I know that I can hash singular values as keys in a dict. For example, I can hash 5 as one of the keys in a dict.

I am currently facing a problem that requires me to hash a range of values.

Basically, I need a faster way to to do this:

if 0 <= x <= 0.1:
    # f(A)
elif 0.1 <= x <= 0.2:
    # f(B)
elif 0.2 <= x <= 0.3:
    # f(C)
elif 0.3 <= x <= 0.4:
    # f(D)
elif 0.4 <= x <= 0.5:
    # f(E)
elif 0.5 <= x <= 0.6:
    # f(F)

where x is some float parameter of arbitrary precision.

The fastest way I can think of is hashing, but here's the problem: I can use (0.1, 0.2) as a key, but that still is going to cost me O(n) runtime and is ultimately no better than the slew of elifs (I would have to iterate over the keys and check to see if key[0] <= x <= key[1]).

Is there a way to hash a range of values so that I can check the hash table for0.15 and still get #execute B?

If such a hashing isn't possible, how else might I be able to improve the runtime of this? I am working with large enough data sets that linear runtime is not fast enough.

EDIT: In response to cheeken's answer, I must note that the intervals cannot be assumed to be regular. As a matter of fact, I can almost guarantee that they are not

In response to requests in comments, I should mention that I am doing this in an attempt to implement fitness-based selection in a genetic algorithm. The algorithm itself is for homework, but the specific implementation is only to improve the runtime for generating experimental data.

如果你对这篇内容有疑问,欢迎到本站社区发帖提问 参与讨论,获取更多帮助,或者扫码二维码加入 Web 技术交流群。

扫码二维码加入Web技术交流群

发布评论

需要 登录 才能够评论, 你可以免费 注册 一个本站的账号。

评论(4

埋葬我深情 2025-01-05 08:24:02

正如其他人所指出的,您将获得的最佳算法是 O(log N),而不是 O(1),类似于通过排序列表进行二分搜索的算法。

在 Python 中执行此操作的最简单方法是使用 bisect 标准模块 http://docs。 python.org/library/bisect.html。请特别注意第 8.5.2 节中关于进行数字表查找的示例 - 这正是您正在做的事情:

>>> def grade(score, breakpoints=[60, 70, 80, 90], grades='FDCBA'):
...     i = bisect(breakpoints, score)
...     return grades[i]
...
>>> [grade(score) for score in [33, 99, 77, 70, 89, 90, 100]]
['F', 'A', 'C', 'C', 'B', 'A', 'A']

grades 字符串替换为函数列表,断点 列出您的较低阈值列表,然后就可以了。

As others have noted, the best algorithm you're going to get for this is something that's O(log N), not O(1), with something along the lines of a bisection search through a sorted list.

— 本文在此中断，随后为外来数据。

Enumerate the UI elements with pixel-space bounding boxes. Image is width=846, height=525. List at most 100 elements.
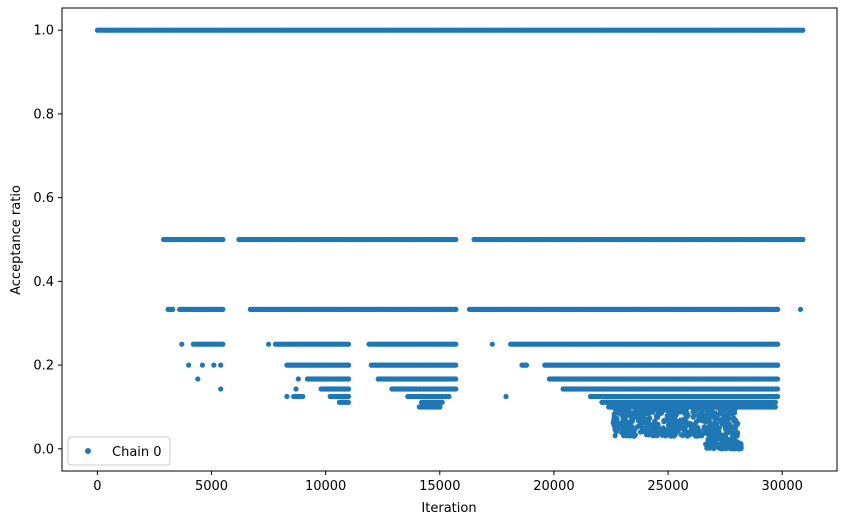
data-point bbox=[696, 412, 702, 418]
data-point bbox=[437, 404, 443, 410]
data-point bbox=[719, 439, 726, 445]
data-point bbox=[707, 419, 713, 425]
chain-0-points bbox=[94, 27, 806, 452]
data-point bbox=[295, 376, 301, 382]
data-point bbox=[695, 406, 701, 412]
data-point bbox=[673, 429, 679, 435]
data-point bbox=[724, 441, 730, 447]
data-point bbox=[663, 433, 669, 439]
data-point bbox=[731, 430, 737, 436]
data-point bbox=[613, 423, 619, 429]
data-point bbox=[703, 419, 709, 425]
data-point bbox=[211, 362, 217, 368]
data-point bbox=[729, 437, 736, 443]
data-point bbox=[775, 386, 781, 392]
data-point bbox=[734, 419, 740, 426]
data-point bbox=[716, 425, 722, 431]
y-tick-label: 0.6 bbox=[33, 191, 54, 206]
data-point bbox=[717, 445, 723, 451]
data-point bbox=[611, 413, 617, 419]
legend-box bbox=[67, 436, 171, 466]
data-point bbox=[218, 386, 224, 392]
data-point bbox=[664, 406, 670, 412]
data-point bbox=[684, 431, 690, 437]
data-point bbox=[711, 444, 717, 450]
data-point bbox=[656, 409, 662, 415]
data-point bbox=[453, 362, 459, 368]
data-point bbox=[775, 393, 781, 400]
data-point bbox=[692, 427, 698, 433]
x-axis-label: Iteration bbox=[421, 501, 476, 516]
data-point bbox=[670, 414, 676, 420]
data-point bbox=[772, 404, 779, 410]
data-point bbox=[612, 433, 618, 439]
data-point bbox=[640, 407, 646, 413]
data-point bbox=[671, 433, 677, 439]
data-point bbox=[619, 420, 625, 426]
data-point bbox=[635, 406, 642, 412]
data-point bbox=[691, 412, 697, 419]
data-point bbox=[345, 393, 352, 400]
data-point bbox=[644, 428, 651, 434]
data-point bbox=[266, 341, 272, 347]
data-point bbox=[712, 412, 718, 418]
data-point bbox=[179, 341, 185, 347]
data-point bbox=[647, 415, 653, 421]
x-tick-label: 25000 bbox=[647, 479, 688, 494]
data-point bbox=[721, 412, 727, 418]
data-point bbox=[678, 408, 684, 415]
legend-marker-chain-0 bbox=[85, 448, 91, 454]
data-point bbox=[695, 417, 701, 423]
data-point bbox=[523, 362, 530, 368]
x-tick-label: 5000 bbox=[195, 479, 228, 494]
x-tick-label: 15000 bbox=[419, 479, 460, 494]
data-point bbox=[705, 437, 711, 443]
data-point bbox=[707, 410, 714, 417]
data-point bbox=[655, 414, 661, 420]
data-point bbox=[772, 399, 779, 405]
y-axis: 0.0 0.2 0.4 0.6 0.8 1.0 bbox=[33, 24, 62, 457]
data-point bbox=[345, 376, 352, 382]
data-point bbox=[664, 413, 670, 419]
data-point bbox=[218, 362, 224, 368]
y-tick-label: 0.2 bbox=[33, 359, 54, 374]
data-point bbox=[775, 376, 781, 382]
data-point bbox=[699, 413, 706, 420]
data-point bbox=[453, 306, 459, 312]
data-point bbox=[627, 422, 634, 428]
y-tick-label: 0.8 bbox=[33, 107, 54, 122]
data-point bbox=[693, 431, 699, 437]
data-point bbox=[691, 406, 697, 412]
data-point bbox=[683, 423, 689, 429]
y-tick-label: 1.0 bbox=[33, 24, 54, 39]
data-point bbox=[668, 426, 674, 433]
data-point bbox=[628, 418, 635, 424]
data-point bbox=[713, 430, 719, 436]
data-point bbox=[714, 421, 720, 427]
data-point bbox=[619, 427, 625, 433]
x-tick-label: 10000 bbox=[305, 479, 346, 494]
data-point bbox=[684, 411, 690, 417]
data-point bbox=[622, 411, 628, 418]
data-point bbox=[722, 420, 728, 426]
data-point bbox=[631, 433, 637, 439]
data-point bbox=[726, 405, 732, 411]
data-point bbox=[453, 386, 459, 392]
data-point bbox=[698, 433, 704, 439]
data-point bbox=[800, 27, 806, 33]
data-point bbox=[345, 386, 352, 392]
axes-frame bbox=[61, 7, 838, 472]
data-point bbox=[671, 407, 677, 413]
x-tick-label: 20000 bbox=[533, 479, 574, 494]
data-point bbox=[732, 426, 738, 432]
data-point bbox=[220, 236, 226, 243]
x-axis: 0 5000 10000 15000 20000 25000 30000 bbox=[93, 471, 803, 494]
data-point bbox=[170, 306, 176, 312]
data-point bbox=[645, 410, 651, 416]
data-point bbox=[730, 416, 736, 422]
data-point bbox=[728, 411, 734, 417]
data-point bbox=[676, 418, 683, 424]
data-point bbox=[446, 393, 452, 400]
y-tick-label: 0.0 bbox=[33, 442, 54, 457]
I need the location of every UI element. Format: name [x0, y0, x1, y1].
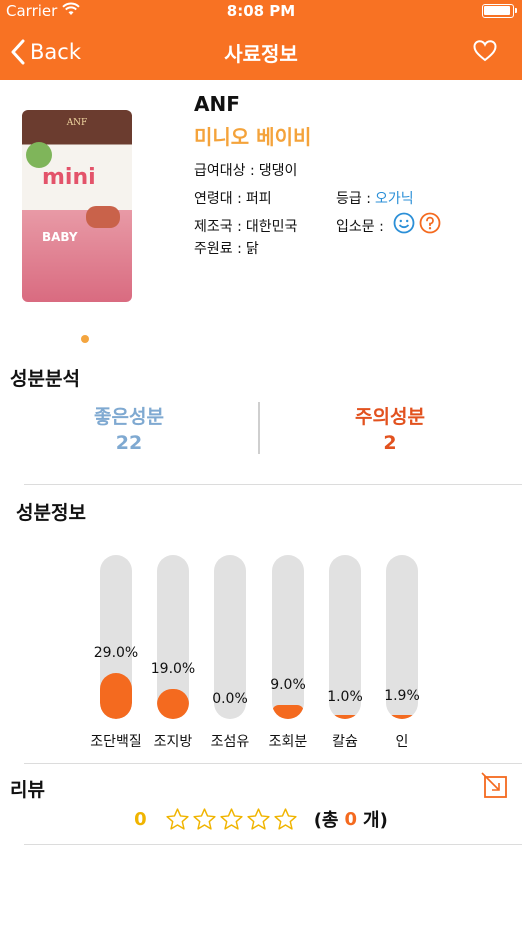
wifi-icon [62, 1, 80, 21]
back-button[interactable]: Back [10, 36, 81, 68]
nutrients-title: 성분정보 [16, 502, 86, 524]
battery-icon [482, 4, 517, 18]
nutrient-bar [214, 555, 246, 719]
back-label: Back [30, 40, 81, 64]
analysis-divider [258, 402, 260, 454]
review-title: 리뷰 [10, 779, 45, 801]
smile-icon[interactable] [393, 212, 415, 234]
review-count-prefix: (총 [313, 810, 339, 831]
package-food-photo [86, 206, 120, 228]
caution-ingredients-label[interactable]: 주의성분 [355, 406, 425, 428]
nutrient-name-label: 칼슘 [332, 734, 358, 750]
star-icon [193, 807, 216, 830]
info-target: 급여대상 : 댕댕이 [194, 160, 297, 180]
nutrient-name-label: 인 [395, 734, 409, 750]
info-age-value: 퍼피 [245, 191, 272, 207]
nutrient-bar-fill [329, 715, 361, 719]
status-bar: Carrier 8:08 PM [0, 0, 522, 22]
nutrient-name-label: 조섬유 [210, 734, 250, 750]
carrier-label: Carrier [6, 2, 58, 20]
star-icon [166, 807, 189, 830]
nutrient-percent-label: 9.0% [270, 677, 306, 693]
good-ingredients-count[interactable]: 22 [115, 432, 143, 454]
chevron-left-icon [11, 39, 25, 65]
product-image[interactable]: ANF mini BABY [22, 110, 132, 302]
package-line: mini [42, 165, 96, 190]
info-main: 주원료 :닭 [194, 238, 259, 258]
info-target-label: 급여대상 : [194, 163, 255, 179]
favorite-heart-icon[interactable] [472, 38, 498, 64]
info-grade: 등급 : 오가닉 [336, 188, 414, 208]
nutrient-bar-fill [157, 689, 189, 719]
review-summary: 0 (총 0 개) [0, 806, 522, 832]
package-variant: BABY [42, 230, 78, 244]
section-divider [24, 844, 522, 845]
info-country: 제조국 : 대한민국 [194, 216, 297, 236]
nutrient-name-label: 조회분 [268, 734, 308, 750]
nutrient-bar [329, 555, 361, 719]
nutrient-bars: 29.0% 조단백질 19.0% 조지방 0.0% 조섬유 9.0% 조회분 1.0% 칼슘 1.9… [0, 555, 522, 755]
star-icon [274, 807, 297, 830]
star-icon [220, 807, 243, 830]
info-word: 입소문 : [336, 216, 384, 236]
info-grade-label: 등급 : [336, 191, 371, 207]
nutrient-percent-label: 19.0% [150, 661, 196, 677]
nutrient-percent-label: 1.9% [384, 688, 420, 704]
word-of-mouth-icons [393, 212, 441, 234]
star-rating [165, 807, 298, 832]
analysis-title: 성분분석 [10, 368, 80, 390]
info-target-value: 댕댕이 [258, 163, 298, 179]
section-divider [24, 763, 522, 764]
info-age: 연령대 : 퍼피 [194, 188, 272, 208]
info-word-label: 입소문 : [336, 219, 384, 235]
good-ingredients-label[interactable]: 좋은성분 [94, 406, 164, 428]
review-count: 0 [344, 808, 358, 830]
nutrient-bar [100, 555, 132, 719]
nutrient-name-label: 조단백질 [90, 734, 142, 750]
star-icon [247, 807, 270, 830]
nutrient-name-label: 조지방 [153, 734, 193, 750]
package-brand: ANF [66, 118, 88, 128]
clock: 8:08 PM [226, 2, 296, 20]
review-count-suffix: 개) [363, 810, 388, 831]
info-grade-value: 오가닉 [374, 191, 414, 207]
nutrient-percent-label: 0.0% [212, 691, 248, 707]
write-review-icon[interactable] [480, 771, 510, 801]
nutrient-bar [157, 555, 189, 719]
product-name: 미니오 베이비 [194, 125, 312, 149]
info-age-label: 연령대 : [194, 191, 242, 207]
page-title: 사료정보 [224, 42, 298, 66]
info-country-label: 제조국 : [194, 219, 242, 235]
nutrient-bar [272, 555, 304, 719]
nutrient-bar [386, 555, 418, 719]
nutrient-bar-fill [100, 673, 132, 719]
page-indicator-dot [81, 335, 89, 343]
question-icon[interactable] [419, 212, 441, 234]
info-country-value: 대한민국 [245, 219, 298, 235]
nutrient-percent-label: 29.0% [93, 645, 139, 661]
nutrient-percent-label: 1.0% [327, 689, 363, 705]
section-divider [24, 484, 522, 485]
info-main-value: 닭 [245, 241, 259, 257]
nutrient-bar-fill [386, 715, 418, 719]
caution-ingredients-count[interactable]: 2 [383, 432, 397, 454]
review-score: 0 [134, 808, 147, 830]
info-main-label: 주원료 : [194, 241, 242, 257]
nutrient-bar-fill [272, 705, 304, 719]
package-badge [26, 142, 52, 168]
navigation-bar: Carrier 8:08 PM Back 사료정보 [0, 0, 522, 80]
product-brand: ANF [194, 92, 240, 116]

The easiest way to do this in Python is with the bisect standard module, http://docs.python.org/library/bisect.html. Note, in particular, the example in section 8.5.2 there, on doing numeric table lookups -- it's exactly what you are doing:

>>> def grade(score, breakpoints=[60, 70, 80, 90], grades='FDCBA'):
...     i = bisect(breakpoints, score)
...     return grades[i]
...
>>> [grade(score) for score in [33, 99, 77, 70, 89, 90, 100]]
['F', 'A', 'C', 'C', 'B', 'A', 'A']

Replace the grades string with a list of functions, the breakpoints list with your list of lower thresholds, and there you go.

最美的太阳 2025-01-05 08:24:02

您不一定需要对整个值范围进行哈希处理。例如,在上面给出的比例中,如果给定 0.15,则可以将其四舍五入到 0.2(小数点后的第一位数字),然后哈希 0.2。

这必须有多高效?您可以尝试的另一种选择是二分搜索。将间隔值按排序顺序存储在列表中,并对其进行二分搜索。例如:

sorted_list = [ (0.1, function1), (0.2, function2), ....(0.6, function6) ] 

然后您只需进行二分查找即可找到大于 x 的最小元素。这将产生 O(log(n))。

You don't necessarily need to hash an entire range of values. For example, in the scale given above, if you were given 0.15, you can round it up to the 0.2 (the first digit after decimal point), and hash 0.2 instead.

How efficient does this have to be? An alternative you can try is a binary search. Have the interval values stores in sorted order in a list, and do binary search on it. For example:

sorted_list = [ (0.1, function1), (0.2, function2), ....(0.6, function6) ] 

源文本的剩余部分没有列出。